Kamath calls for BRICS ratings agency to escape the clutches of Big 3
17 Oct 2016
New Development Bank (NDB) president K V Kamath on Saturday mooted a BRICS-backed credit rating agency since the methodologies of the big three global agencies have been constraining growth in emerging nations.
Kamat cited the case of NDB itself, which is planning to get itself rated for bond-raising in many countries, adding that its rating will surely be affected because the promoter countries - Brazil, Russia, India, China, South Africa - are not AAA-rated by any of the Big 3 [Moody's, Standard & Poor's and Fitch].
Speaking at the BRICS Financial Forum, organised by Exim Bank on the sidelines of the BRICS summit in Goa, Kamath wondered why a multilateral bank with deep capital buffer should get a low rating simply because it is promoted by countries whose sovereign ratings are not on the high side as per the parameters used by the rating agencies.
"We need not constrain ourselves from our ability to do business...If this is the norm, I fear growth in the developing world will also be impacted," Kamath said.
Kamath, also wondered why a bank like NDB has to limit its leverage at three times its buffer despite lending to sovereigns, whereas a commercial bank can take take its leverage to nine times despite the higher commercial risks it takes.
"The growing challenge is the stance that the global rating agencies take while looking at the developing countries ...Nobody has had a dialogue with rating agencies. We as developing countries have to take up this as something which is critical to us," he said.
"So much money can be raised and can be actually put on the table without having to access further capital if we are able to talk to the rating agencies," Kamath said.
The comments follow concerns expressed by the BRICS (Brazil, Russia, India, China, South Africa) group against the working of the rating market, currently controlled by
The Big 3 - all based in the US - follow policies that fit the interests of US business and they have a stranglehold on the rating market in the absence of a competitor – something of a oligopoly.

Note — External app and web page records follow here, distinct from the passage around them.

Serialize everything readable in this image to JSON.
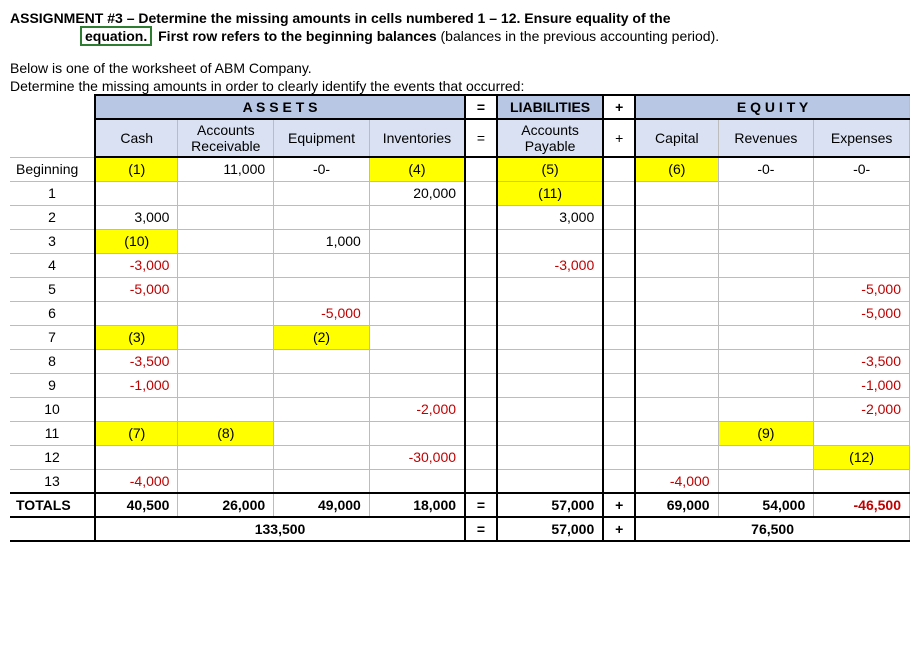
{
  "title": {
    "line1_a": "ASSIGNMENT #3 – Determine the missing amounts in cells numbered 1 – 12.  Ensure equality of the",
    "equation_word": "equation.",
    "line2_bold": "First row refers to the beginning balances",
    "line2_rest": " (balances in the previous accounting period)."
  },
  "intro": {
    "l1": "Below is one of the worksheet of ABM Company.",
    "l2": "Determine the missing amounts in order to clearly identify the events that occurred:"
  },
  "headers": {
    "assets": "A S S E T S",
    "eq": "=",
    "liab": "LIABILITIES",
    "plus": "+",
    "equity": "E Q U I T Y",
    "cash": "Cash",
    "ar": "Accounts Receivable",
    "equip": "Equipment",
    "inv": "Inventories",
    "ap": "Accounts Payable",
    "cap": "Capital",
    "rev": "Revenues",
    "exp": "Expenses"
  },
  "rows": [
    {
      "label": "Beginning",
      "cash": "(1)",
      "cash_hl": true,
      "ar": "11,000",
      "equip": "-0-",
      "inv": "(4)",
      "inv_hl": true,
      "ap": "(5)",
      "ap_hl": true,
      "cap": "(6)",
      "cap_hl": true,
      "rev": "-0-",
      "exp": "-0-"
    },
    {
      "label": "1",
      "inv": "20,000",
      "ap": "(11)",
      "ap_hl": true
    },
    {
      "label": "2",
      "cash": "3,000",
      "ap": "3,000"
    },
    {
      "label": "3",
      "cash": "(10)",
      "cash_hl": true,
      "equip": "1,000"
    },
    {
      "label": "4",
      "cash": "-3,000",
      "cash_neg": true,
      "ap": "-3,000",
      "ap_neg": true
    },
    {
      "label": "5",
      "cash": "-5,000",
      "cash_neg": true,
      "exp": "-5,000",
      "exp_neg": true
    },
    {
      "label": "6",
      "equip": "-5,000",
      "equip_neg": true,
      "exp": "-5,000",
      "exp_neg": true
    },
    {
      "label": "7",
      "cash": "(3)",
      "cash_hl": true,
      "equip": "(2)",
      "equip_hl": true
    },
    {
      "label": "8",
      "cash": "-3,500",
      "cash_neg": true,
      "exp": "-3,500",
      "exp_neg": true
    },
    {
      "label": "9",
      "cash": "-1,000",
      "cash_neg": true,
      "exp": "-1,000",
      "exp_neg": true
    },
    {
      "label": "10",
      "inv": "-2,000",
      "inv_neg": true,
      "exp": "-2,000",
      "exp_neg": true
    },
    {
      "label": "11",
      "cash": "(7)",
      "cash_hl": true,
      "ar": "(8)",
      "ar_hl": true,
      "rev": "(9)",
      "rev_hl": true
    },
    {
      "label": "12",
      "inv": "-30,000",
      "inv_neg": true,
      "exp": "(12)",
      "exp_hl": true
    },
    {
      "label": "13",
      "cash": "-4,000",
      "cash_neg": true,
      "cap": "-4,000",
      "cap_neg": true
    }
  ],
  "totals": {
    "label": "TOTALS",
    "cash": "40,500",
    "ar": "26,000",
    "equip": "49,000",
    "inv": "18,000",
    "eq": "=",
    "ap": "57,000",
    "plus": "+",
    "cap": "69,000",
    "rev": "54,000",
    "exp": "-46,500",
    "exp_neg": true
  },
  "grand": {
    "assets_total": "133,500",
    "eq": "=",
    "ap": "57,000",
    "plus": "+",
    "equity_total": "76,500"
  },
  "chart_data": {
    "type": "table",
    "title": "Accounting Equation Worksheet — ABM Company",
    "columns": [
      "Row",
      "Cash",
      "Accounts Receivable",
      "Equipment",
      "Inventories",
      "=",
      "Accounts Payable",
      "+",
      "Capital",
      "Revenues",
      "Expenses"
    ],
    "rows": [
      [
        "Beginning",
        "(1)",
        "11,000",
        "-0-",
        "(4)",
        "",
        "(5)",
        "",
        "(6)",
        "-0-",
        "-0-"
      ],
      [
        "1",
        "",
        "",
        "",
        "20,000",
        "",
        "(11)",
        "",
        "",
        "",
        ""
      ],
      [
        "2",
        "3,000",
        "",
        "",
        "",
        "",
        "3,000",
        "",
        "",
        "",
        ""
      ],
      [
        "3",
        "(10)",
        "",
        "1,000",
        "",
        "",
        "",
        "",
        "",
        "",
        ""
      ],
      [
        "4",
        "-3,000",
        "",
        "",
        "",
        "",
        "-3,000",
        "",
        "",
        "",
        ""
      ],
      [
        "5",
        "-5,000",
        "",
        "",
        "",
        "",
        "",
        "",
        "",
        "",
        "-5,000"
      ],
      [
        "6",
        "",
        "",
        "-5,000",
        "",
        "",
        "",
        "",
        "",
        "",
        "-5,000"
      ],
      [
        "7",
        "(3)",
        "",
        "(2)",
        "",
        "",
        "",
        "",
        "",
        "",
        ""
      ],
      [
        "8",
        "-3,500",
        "",
        "",
        "",
        "",
        "",
        "",
        "",
        "",
        "-3,500"
      ],
      [
        "9",
        "-1,000",
        "",
        "",
        "",
        "",
        "",
        "",
        "",
        "",
        "-1,000"
      ],
      [
        "10",
        "",
        "",
        "",
        "-2,000",
        "",
        "",
        "",
        "",
        "",
        "-2,000"
      ],
      [
        "11",
        "(7)",
        "(8)",
        "",
        "",
        "",
        "",
        "",
        "",
        "(9)",
        ""
      ],
      [
        "12",
        "",
        "",
        "",
        "-30,000",
        "",
        "",
        "",
        "",
        "",
        "(12)"
      ],
      [
        "13",
        "-4,000",
        "",
        "",
        "",
        "",
        "",
        "",
        "-4,000",
        "",
        ""
      ],
      [
        "TOTALS",
        "40,500",
        "26,000",
        "49,000",
        "18,000",
        "=",
        "57,000",
        "+",
        "69,000",
        "54,000",
        "-46,500"
      ],
      [
        "",
        "",
        "",
        "133,500",
        "",
        "=",
        "57,000",
        "+",
        "",
        "76,500",
        ""
      ]
    ]
  }
}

This has forced the five-member grouping to pursue idea of creating its own independent rating agency.
Exim Bank chairman Yaduvendra Mathur had pointed out earlier that the top three agencies control 90 per cent of the market, and make the issuer pay for the rating rather than the investor, which opens up possiblities for conflicts of interest.
Mathur had also called for an independent rating agency for the BRICS nations, saying the way the present Big 3 are going about their job reeks of conflict of interest.
He also expressed strong concerns on the way these agencies go about rating in the current context. "We look at with dismay that the strong economic growth of India is still not captured in the ratings that we get while we raise the money through overseas bonds," Mathur said.